Like the miraculous provision of manna in the wilderness, Jesus, himself provides bread in abundance for the hungry crowd who came out into the desert to seek him. The gospel records that all were satisfied, and they took up what was left over.
In the multiplication of the loaves and fishes we see a sign and a symbol of what God always does. God knows our needs and he cares. When God gives, he gives in abundance.
If there is hunger and suffering and death in the world, it is not the work of God. It is our failure to work for the good of all.
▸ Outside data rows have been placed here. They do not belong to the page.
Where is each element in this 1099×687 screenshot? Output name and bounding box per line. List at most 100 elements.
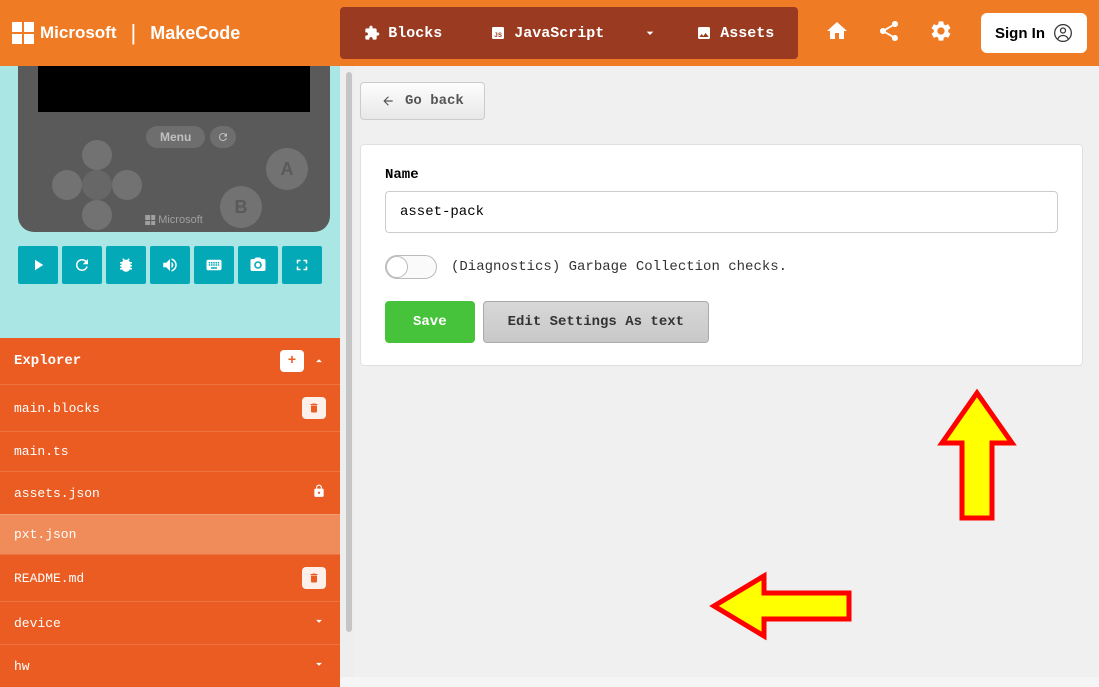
explorer-item-label: main.ts — [14, 444, 69, 459]
signin-button[interactable]: Sign In — [981, 13, 1087, 53]
explorer-item-pxt-json[interactable]: pxt.json — [0, 514, 340, 554]
share-button[interactable] — [877, 19, 901, 48]
volume-icon — [161, 256, 179, 274]
sim-toolbar — [0, 232, 340, 298]
editor-tabs: Blocks JS JavaScript Assets — [340, 7, 798, 59]
restart-button[interactable] — [62, 246, 102, 284]
microsoft-squares-icon — [12, 22, 34, 44]
name-label: Name — [385, 167, 1058, 183]
explorer-item-hw[interactable]: hw — [0, 644, 340, 687]
explorer-item-assets-json[interactable]: assets.json — [0, 471, 340, 514]
sound-button[interactable] — [150, 246, 190, 284]
settings-button[interactable] — [929, 19, 953, 48]
simulator: Menu A B Microsoft — [18, 66, 330, 232]
tab-javascript-label: JavaScript — [514, 25, 604, 42]
share-icon — [877, 19, 901, 43]
app-header: Microsoft | MakeCode Blocks JS JavaScrip… — [0, 0, 1099, 66]
debug-button[interactable] — [106, 246, 146, 284]
makecode-title: MakeCode — [150, 23, 240, 44]
sim-microsoft-logo: Microsoft — [145, 214, 203, 226]
dpad-center[interactable] — [82, 170, 112, 200]
divider: | — [131, 20, 137, 46]
trash-icon — [308, 572, 320, 584]
diagnostics-toggle[interactable] — [385, 255, 437, 279]
chevron-down-icon — [312, 614, 326, 632]
refresh-icon — [217, 131, 229, 143]
dpad-down[interactable] — [82, 200, 112, 230]
refresh-icon — [73, 256, 91, 274]
annotation-arrow-up — [932, 388, 1022, 528]
explorer-item-label: assets.json — [14, 486, 100, 501]
microsoft-logo[interactable]: Microsoft — [12, 22, 117, 44]
dpad — [52, 140, 142, 230]
diagnostics-label: (Diagnostics) Garbage Collection checks. — [451, 259, 787, 275]
trash-icon — [308, 402, 320, 414]
explorer-item-label: README.md — [14, 571, 84, 586]
dpad-up[interactable] — [82, 140, 112, 170]
a-button[interactable]: A — [266, 148, 308, 190]
name-input[interactable] — [385, 191, 1058, 233]
signin-label: Sign In — [995, 25, 1045, 42]
chevron-down-icon — [642, 25, 658, 41]
delete-button[interactable] — [302, 567, 326, 589]
fullscreen-icon — [293, 256, 311, 274]
explorer-item-label: device — [14, 616, 61, 631]
explorer-add-button[interactable]: + — [280, 350, 304, 372]
dpad-right[interactable] — [112, 170, 142, 200]
svg-text:JS: JS — [494, 31, 502, 39]
tab-javascript[interactable]: JS JavaScript — [466, 7, 628, 59]
tab-javascript-dropdown[interactable] — [628, 7, 672, 59]
panel-resizer[interactable] — [340, 66, 354, 677]
home-button[interactable] — [825, 19, 849, 48]
tab-assets[interactable]: Assets — [672, 7, 798, 59]
explorer-title: Explorer — [14, 353, 81, 369]
bug-icon — [117, 256, 135, 274]
lock-icon — [312, 484, 326, 502]
main-area: Menu A B Microsoft — [0, 66, 1099, 677]
explorer-item-README-md[interactable]: README.md — [0, 554, 340, 601]
b-button[interactable]: B — [220, 186, 262, 228]
image-icon — [696, 25, 712, 41]
chevron-up-icon — [312, 354, 326, 368]
save-button[interactable]: Save — [385, 301, 475, 343]
diagnostics-row: (Diagnostics) Garbage Collection checks. — [385, 255, 1058, 279]
tab-blocks-label: Blocks — [388, 25, 442, 42]
tab-assets-label: Assets — [720, 25, 774, 42]
edit-settings-text-button[interactable]: Edit Settings As text — [483, 301, 709, 343]
sim-screen — [38, 66, 310, 112]
home-icon — [825, 19, 849, 43]
gear-icon — [929, 19, 953, 43]
explorer-item-device[interactable]: device — [0, 601, 340, 644]
header-right: Sign In — [825, 13, 1087, 53]
screenshot-button[interactable] — [238, 246, 278, 284]
delete-button[interactable] — [302, 397, 326, 419]
settings-card: Name (Diagnostics) Garbage Collection ch… — [360, 144, 1083, 366]
back-label: Go back — [405, 93, 464, 109]
keyboard-icon — [205, 256, 223, 274]
content-area: Go back Name (Diagnostics) Garbage Colle… — [354, 66, 1099, 677]
left-panel: Menu A B Microsoft — [0, 66, 340, 677]
chevron-down-icon — [312, 657, 326, 675]
back-button[interactable]: Go back — [360, 82, 485, 120]
arrow-left-icon — [381, 94, 395, 108]
explorer-item-label: main.blocks — [14, 401, 100, 416]
js-icon: JS — [490, 25, 506, 41]
camera-icon — [249, 256, 267, 274]
dpad-left[interactable] — [52, 170, 82, 200]
user-icon — [1053, 23, 1073, 43]
explorer-header[interactable]: Explorer + — [0, 338, 340, 384]
sim-refresh-button[interactable] — [210, 126, 236, 148]
play-icon — [29, 256, 47, 274]
explorer: Explorer + main.blocks main.ts assets.json… — [0, 338, 340, 687]
sim-menu-button[interactable]: Menu — [146, 126, 205, 148]
play-button[interactable] — [18, 246, 58, 284]
tab-blocks[interactable]: Blocks — [340, 7, 466, 59]
annotation-arrow-left — [709, 566, 859, 646]
explorer-item-main-blocks[interactable]: main.blocks — [0, 384, 340, 431]
fullscreen-button[interactable] — [282, 246, 322, 284]
keyboard-button[interactable] — [194, 246, 234, 284]
button-row: Save Edit Settings As text — [385, 301, 1058, 343]
explorer-item-label: hw — [14, 659, 30, 674]
microsoft-text: Microsoft — [40, 23, 117, 43]
explorer-item-main-ts[interactable]: main.ts — [0, 431, 340, 471]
Christmas is a time of giving. We could ask ourselves: To whom are we giving? With whom are we sharing what we have or can afford to buy? Perhaps we could widen the circle this Christmas with gifts that mean life or death for the receivers. Beneficiaries who will never know who their benefactors are and who will not be able to give anything back. Did Jesus not say something about giving so quietly that the left hand will not know what the right hand is doing.
Prayer of The Day
Lord, you alone can satisfy the longing and hunger in our hearts. May I thirst for your kingdom and find joy in your presence. Give me the true bread of heaven and nourish me with your life-giving word.”
In Philippians 2:5, Saint Paul urges us to have the same feelings as Christ. Christ searches man out in his necessity and manages to be there for us to find. How good he is to us; and how important we are to him! Our hearts should always swell with gratitude and admiration and a sincere wish to be His reflection to the world.